Thursday, September 18, 2014

Important Corrugated Terms to Understand

You are only as good as the materials you use. At KBPC we work with a variety of different sheet feeders to find the best possible performance/price for the sheets we use to produce the packaging our customers rely on. 


Recent changes in the market, and the constant effort to drive the total fiber content of paper down have made our commitment to consistently review key quality requirements with our suppliers even more important. This process involves a lot of careful evaluation of a lot of characteristics.

Let’s review some of these and explore their properties.

ECT: We all know it - but do we understand it? Box compression loss will vary with supply chain elements, trucking, storage, warehouse, climate, but the deterioration rates vary by actual amounts of board crush or flute degradation and the use of semichemical or recycled mediums as well. These must factor into performance evaluations.
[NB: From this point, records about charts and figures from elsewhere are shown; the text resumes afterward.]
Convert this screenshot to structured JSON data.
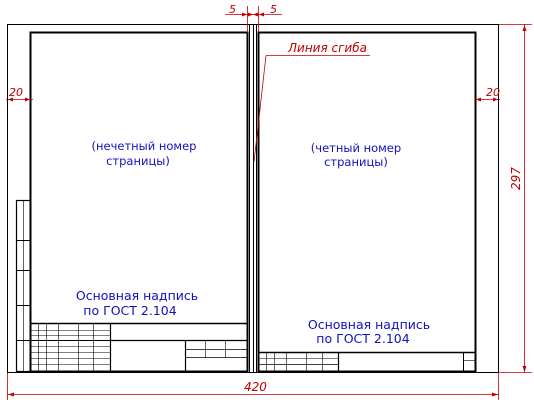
{
  "dimensions": {
    "fold_gap_left": "5",
    "fold_gap_right": "5",
    "margin_left": "20",
    "margin_right": "20",
    "height": "297",
    "width": "420"
  },
  "fold_line_label": "Линия сгиба",
  "left_page": {
    "caption_line1": "(нечетный номер",
    "caption_line2": "страницы)",
    "stamp_line1": "Основная надпись",
    "stamp_line2": "по ГОСТ 2.104"
  },
  "right_page": {
    "caption_line1": "(четный номер",
    "caption_line2": "страницы)",
    "stamp_line1": "Основная надпись",
    "stamp_line2": "по ГОСТ 2.104"
  },
  "colors": {
    "dimension": "#c00000",
    "caption": "#1010c0",
    "frame": "#000000"
  }
}
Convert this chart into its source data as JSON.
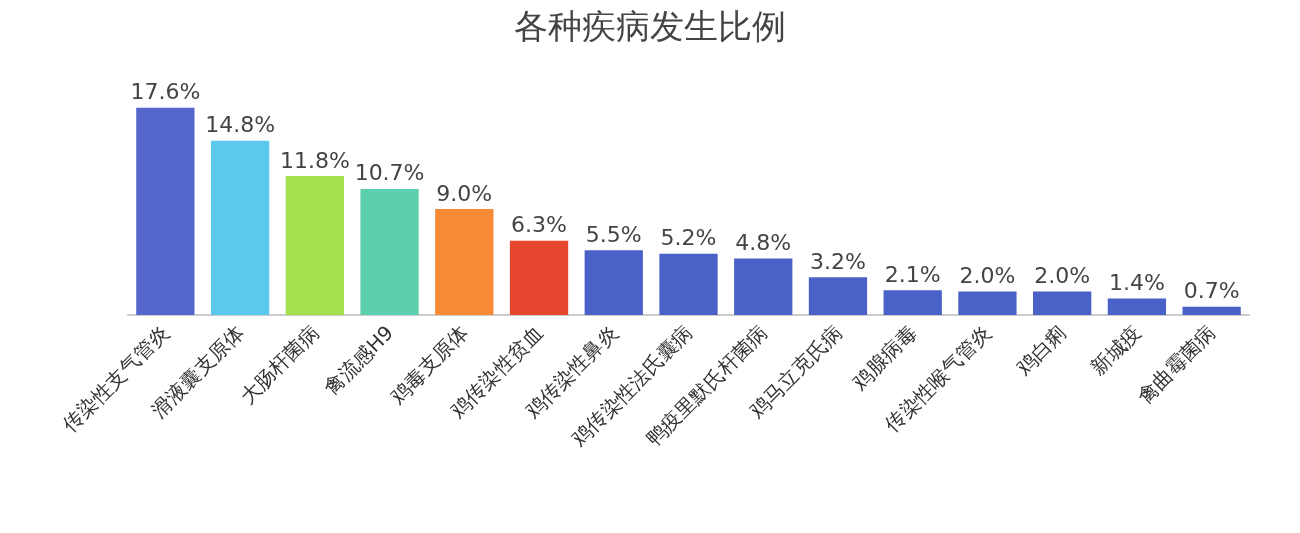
{
  "chart_data": {
    "type": "bar",
    "title": "各种疾病发生比例",
    "categories": [
      "传染性支气管炎",
      "滑液囊支原体",
      "大肠杆菌病",
      "禽流感H9",
      "鸡毒支原体",
      "鸡传染性贫血",
      "鸡传染性鼻炎",
      "鸡传染性法氏囊病",
      "鸭疫里默氏杆菌病",
      "鸡马立克氏病",
      "鸡腺病毒",
      "传染性喉气管炎",
      "鸡白痢",
      "新城疫",
      "禽曲霉菌病"
    ],
    "values": [
      17.6,
      14.8,
      11.8,
      10.7,
      9.0,
      6.3,
      5.5,
      5.2,
      4.8,
      3.2,
      2.1,
      2.0,
      2.0,
      1.4,
      0.7
    ],
    "value_labels": [
      "17.6%",
      "14.8%",
      "11.8%",
      "10.7%",
      "9.0%",
      "6.3%",
      "5.5%",
      "5.2%",
      "4.8%",
      "3.2%",
      "2.1%",
      "2.0%",
      "2.0%",
      "1.4%",
      "0.7%"
    ],
    "colors": [
      "#5566cc",
      "#5bc8ee",
      "#a3e04e",
      "#5cd0ae",
      "#f78a35",
      "#e8472f",
      "#4a62c8",
      "#4a62c8",
      "#4a62c8",
      "#4a62c8",
      "#4a62c8",
      "#4a62c8",
      "#4a62c8",
      "#4a62c8",
      "#4a62c8"
    ],
    "tick_labels": "x"
  }
}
Caliper: This is the amount of spring back or recovered thickness after crushing. While fluting is a resilient material and recovers from much of the sever deformation that occurs during combining and/or converting, its inherent strength contribution to the corrugated may be significantly compromised by compression. We implemented end of the line caliper testing some time ago to help identify sheets that failed to recover sufficiently form the converting process.

Flat Crush: This is measure of actual combined board crush verses the potential resistance to crushing as predicted from the Concora strength of the medium. This, however, is not a good predictor of actual board crush. A more difficult real world test that we have had to work hard to simulate in the design process, but cannot really determine in production.

Pin Adhesion:Determines the strength of the bonds between the liner(s) and the medium(s) and is a good test to identify delamination failures.

Four Point Bending Stiffness: Measures the rigidity of the combined board and the sidewall wall robustness of the corrugated box. This gives you a lot of real world performance characteristics.

Torsional Stiffness:Relatively new to the US, but known elsewhere. This maybe the single best overall determinant of board strength.

Warp:Should have no more than 1/8 deviation from flatness per foot.